Um golpe é mais covarde e bem urdido se de a salvar o seu em quem vem travestido.
ResponderExcluirGK
Cara acredito que no fim você agiu dá mesma maneira que a galera da direita: CONDENANDO. Concordo com vc em vários pontos dentro da questão social e reformista, mas o que de diferente você está fazendo da galera da direita quando os julga como ignorantes ou canalhas?? É a dualidade das pessoas que faz o país empacar, é se achar superior aos que pensam diferente, e isso vemos tanto da direita quanto da esquerda.
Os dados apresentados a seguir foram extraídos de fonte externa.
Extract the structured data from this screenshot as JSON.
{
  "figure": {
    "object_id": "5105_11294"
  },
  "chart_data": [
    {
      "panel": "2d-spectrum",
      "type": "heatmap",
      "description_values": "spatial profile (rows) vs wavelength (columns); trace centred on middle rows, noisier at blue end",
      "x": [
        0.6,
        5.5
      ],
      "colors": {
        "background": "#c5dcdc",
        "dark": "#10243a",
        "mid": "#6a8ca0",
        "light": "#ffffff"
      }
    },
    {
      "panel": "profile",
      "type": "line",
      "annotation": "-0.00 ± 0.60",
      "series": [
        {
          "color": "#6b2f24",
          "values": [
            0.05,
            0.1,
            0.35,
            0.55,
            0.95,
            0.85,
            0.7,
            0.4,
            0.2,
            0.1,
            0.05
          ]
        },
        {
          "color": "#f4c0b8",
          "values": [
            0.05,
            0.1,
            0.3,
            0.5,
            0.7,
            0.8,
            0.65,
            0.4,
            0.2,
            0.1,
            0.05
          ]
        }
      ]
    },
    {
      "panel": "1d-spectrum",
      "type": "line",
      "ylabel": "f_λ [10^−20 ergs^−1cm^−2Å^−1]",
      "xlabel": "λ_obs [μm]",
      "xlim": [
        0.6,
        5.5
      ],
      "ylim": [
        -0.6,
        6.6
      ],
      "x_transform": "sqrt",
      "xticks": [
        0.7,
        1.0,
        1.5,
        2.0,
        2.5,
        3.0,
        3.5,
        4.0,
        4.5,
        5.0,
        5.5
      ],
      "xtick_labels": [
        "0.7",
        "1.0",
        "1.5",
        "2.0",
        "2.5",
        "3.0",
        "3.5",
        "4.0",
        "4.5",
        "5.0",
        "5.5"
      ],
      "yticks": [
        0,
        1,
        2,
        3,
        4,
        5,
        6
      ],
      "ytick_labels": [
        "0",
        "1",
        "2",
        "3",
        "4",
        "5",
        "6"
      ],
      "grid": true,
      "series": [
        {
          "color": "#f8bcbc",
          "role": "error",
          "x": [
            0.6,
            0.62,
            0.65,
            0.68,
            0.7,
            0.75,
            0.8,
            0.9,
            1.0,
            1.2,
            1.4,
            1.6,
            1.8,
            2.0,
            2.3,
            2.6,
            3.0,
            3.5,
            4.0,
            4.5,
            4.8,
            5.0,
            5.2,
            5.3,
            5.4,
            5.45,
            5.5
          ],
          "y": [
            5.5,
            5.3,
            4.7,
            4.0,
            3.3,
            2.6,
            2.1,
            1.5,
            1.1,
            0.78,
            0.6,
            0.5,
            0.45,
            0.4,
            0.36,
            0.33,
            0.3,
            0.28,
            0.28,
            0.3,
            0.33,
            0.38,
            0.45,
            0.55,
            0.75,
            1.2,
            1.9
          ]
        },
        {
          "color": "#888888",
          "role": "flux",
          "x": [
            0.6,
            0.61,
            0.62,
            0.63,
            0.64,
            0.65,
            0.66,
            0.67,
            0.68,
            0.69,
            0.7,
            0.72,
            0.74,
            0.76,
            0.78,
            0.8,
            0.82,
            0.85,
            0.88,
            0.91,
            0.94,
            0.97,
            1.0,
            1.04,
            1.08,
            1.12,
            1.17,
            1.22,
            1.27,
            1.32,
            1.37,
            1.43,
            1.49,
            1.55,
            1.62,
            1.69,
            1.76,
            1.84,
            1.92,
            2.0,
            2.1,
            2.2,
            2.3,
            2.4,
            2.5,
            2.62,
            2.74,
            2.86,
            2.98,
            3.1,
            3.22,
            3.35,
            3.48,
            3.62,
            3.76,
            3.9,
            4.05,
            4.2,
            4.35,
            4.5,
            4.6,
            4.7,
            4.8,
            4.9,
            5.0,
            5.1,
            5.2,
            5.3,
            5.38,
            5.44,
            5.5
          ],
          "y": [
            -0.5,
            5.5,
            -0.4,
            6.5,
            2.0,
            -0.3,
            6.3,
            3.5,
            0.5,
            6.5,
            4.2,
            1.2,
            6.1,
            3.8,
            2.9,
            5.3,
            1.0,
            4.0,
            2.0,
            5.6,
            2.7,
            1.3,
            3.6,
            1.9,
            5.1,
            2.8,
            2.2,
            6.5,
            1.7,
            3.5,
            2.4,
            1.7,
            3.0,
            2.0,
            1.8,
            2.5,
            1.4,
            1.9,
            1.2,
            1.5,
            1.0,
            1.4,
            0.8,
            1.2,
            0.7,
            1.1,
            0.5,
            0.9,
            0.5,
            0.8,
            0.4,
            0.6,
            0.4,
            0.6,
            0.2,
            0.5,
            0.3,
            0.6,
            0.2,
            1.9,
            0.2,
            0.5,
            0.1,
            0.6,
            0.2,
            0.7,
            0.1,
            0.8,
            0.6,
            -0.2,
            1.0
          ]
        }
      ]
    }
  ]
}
Entendo a sua revolta, porém da uma pausa nos pensamentos críticos e tenta enxergar os outros de uma forma diferente. Se a gente consegue defender os caras que chegam a matar e a roubar porque viveram em condições alarmantes, tenta fazer isso com quem tem muito ($$) também. A percepção no final é que todos são seres humanos movidos pelo ego, não é um determinado sistema que muda alguma coisa mas o ego de cada ser humano, o meu, o seu, dos nossos amigos, nossos irmãos, etc, etc. É revoltante o que vemos hoje? Claro que é. Mas não tem forma melhor de mudar se vc não se mudar. Gabriel, O pensador fala disso: Muda que quando a gente muda o mundo muda com a gente, a gente muda o mundo na mudança da mente. Reflete esse bagulho, você aparenta ser inteligente pra caralho, tem conhecimento amplo, mas tenta se ligar nos conhecimentos que você adquire vivendo, principalmente quando vc for julgar o outro maluco que pensa totalmente diferente de você. Julgamento por julgamento é tudo julgamento, saca?